March 16, 2009

Open for Business

I heard on the radio that traffic on I-74 was backed up for twelve miles trying to get to the new Casino in Shelbyville.  Discussion ranged on this from "Is the recession really all that bad in Indiana if that many people can go blow bucks at a gambling resort?" to "Is casino gambling really the direction Indiana should be going?"

I went to an Indian Casino in Wisconsin a few years ago... walked in with $50 and left with nothing.  A lot folks have had the same results with their 401k pensions over the last year -- pumping 5 or 10 or 15 percent of their salaries into the stock slots and walking away with little, or nothing, or less than they started with.  Gambling isn't for me, but I don't begrudge others their fun, especially since the money they throw away lessens my tax burden.

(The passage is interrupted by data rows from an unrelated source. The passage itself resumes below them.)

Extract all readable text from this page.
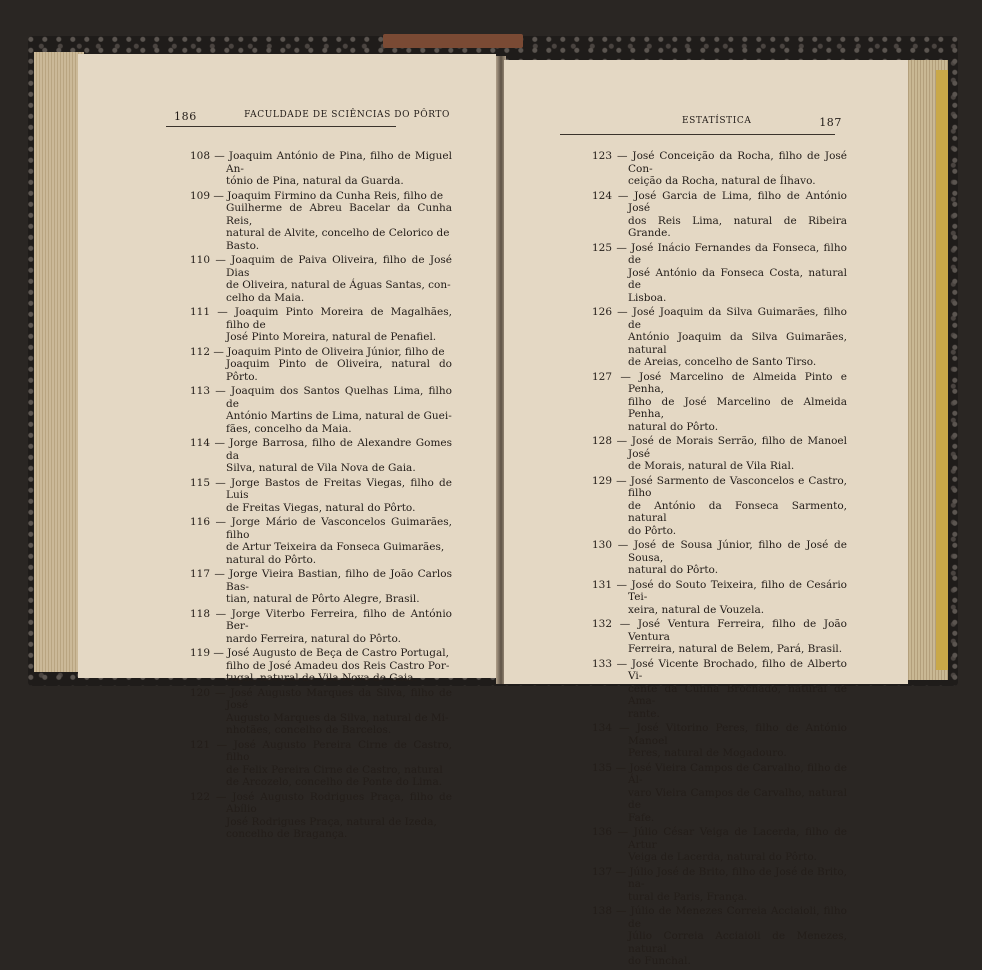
186	FACULDADE DE SCIÊNCIAS DO PÔRTO
108 — Joaquim António de Pina, filho de Miguel An-
tónio de Pina, natural da Guarda.
109 — Joaquim Firmino da Cunha Reis, filho de
Guilherme de Abreu Bacelar da Cunha Reis,
natural de Alvite, concelho de Celorico de
Basto.
110 — Joaquim de Paiva Oliveira, filho de José Dias
de Oliveira, natural de Águas Santas, con-
celho da Maia.
111 — Joaquim Pinto Moreira de Magalhães, filho de
José Pinto Moreira, natural de Penafiel.
112 — Joaquim Pinto de Oliveira Júnior, filho de
Joaquim Pinto de Oliveira, natural do Pôrto.
113 — Joaquim dos Santos Quelhas Lima, filho de
António Martins de Lima, natural de Guei-
fães, concelho da Maia.
114 — Jorge Barrosa, filho de Alexandre Gomes da
Silva, natural de Vila Nova de Gaia.
115 — Jorge Bastos de Freitas Viegas, filho de Luis
de Freitas Viegas, natural do Pôrto.
116 — Jorge Mário de Vasconcelos Guimarães, filho
de Artur Teixeira da Fonseca Guimarães,
natural do Pôrto.
117 — Jorge Vieira Bastian, filho de João Carlos Bas-
tian, natural de Pôrto Alegre, Brasil.
118 — Jorge Viterbo Ferreira, filho de António Ber-
nardo Ferreira, natural do Pôrto.
119 — José Augusto de Beça de Castro Portugal,
filho de José Amadeu dos Reis Castro Por-
tugal, natural de Vila Nova de Gaia.
120 — José Augusto Marques da Silva, filho de José
Augusto Marques da Silva, natural de Mi-
nhotães, concelho de Barcelos.
121 — José Augusto Pereira Cirne de Castro, filho
de Felix Pereira Cirne de Castro, natural
de Arcozelo, concelho de Ponte do Lima.
122 — José Augusto Rodrigues Praça, filho de Abílio
José Rodrigues Praça, natural de Izeda,
concelho de Bragança.
ESTATÍSTICA	187
123 — José Conceição da Rocha, filho de José Con-
ceição da Rocha, natural de Ílhavo.
124 — José Garcia de Lima, filho de António José
dos Reis Lima, natural de Ribeira Grande.
125 — José Inácio Fernandes da Fonseca, filho de
José António da Fonseca Costa, natural de
Lisboa.
126 — José Joaquim da Silva Guimarães, filho de
António Joaquim da Silva Guimarães, natural
de Areias, concelho de Santo Tirso.
127 — José Marcelino de Almeida Pinto e Penha,
filho de José Marcelino de Almeida Penha,
natural do Pôrto.
128 — José de Morais Serrão, filho de Manoel José
de Morais, natural de Vila Rial.
129 — José Sarmento de Vasconcelos e Castro, filho
de António da Fonseca Sarmento, natural
do Pôrto.
130 — José de Sousa Júnior, filho de José de Sousa,
natural do Pôrto.
131 — José do Souto Teixeira, filho de Cesário Tei-
xeira, natural de Vouzela.
132 — José Ventura Ferreira, filho de João Ventura
Ferreira, natural de Belem, Pará, Brasil.
133 — José Vicente Brochado, filho de Alberto Vi-
cente da Cunha Brochado, natural de Ama-
rante.
134 — José Vitorino Peres, filho de António Manoel
Peres, natural de Mogadouro.
135 — José Vieira Campos de Carvalho, filho de Ál-
varo Vieira Campos de Carvalho, natural de
Fafe.
136 — Júlio César Veiga de Lacerda, filho de Artur
Veiga de Lacerda, natural do Pôrto.
137 — Júlio José de Brito, filho de José de Brito, na-
tural de Paris, França.
138 — Júlio de Menezes Correia Acciaioli, filho de
Júlio Correia Acciaioli de Menezes, natural
do Funchal.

There are reasons for gambling having been banned in Indiana for so long.  For example:

Gambling in the 1930s and 1940s was instrumental in Jeffersonville's recovery from the Great Depression and the Flood of 1937. Casinos, betting parlors, night clubs, and even a dog track were present, giving the town the nickname "Little Las Vegas". After a New Albany businessman was gunned down, public sentiment turned against gambling. On January 2, 1948, Indiana State Police raided every casino in the city before the operators could warn each other, and the judge who had devoted the past nine years in eliminating gambling from Jeffersonville, James L. Bottorff, made sure that the equipment was confiscated and the money at the casinos given to charity.

What goes around, comes around.  Perhaps this easy money helps us now, but eventually enough people will be hurt in all manner of various ways that gambling hurts people and it will go the other way again.

Why?  Well, politicians change things for the same reason kids touch things in the supermarket.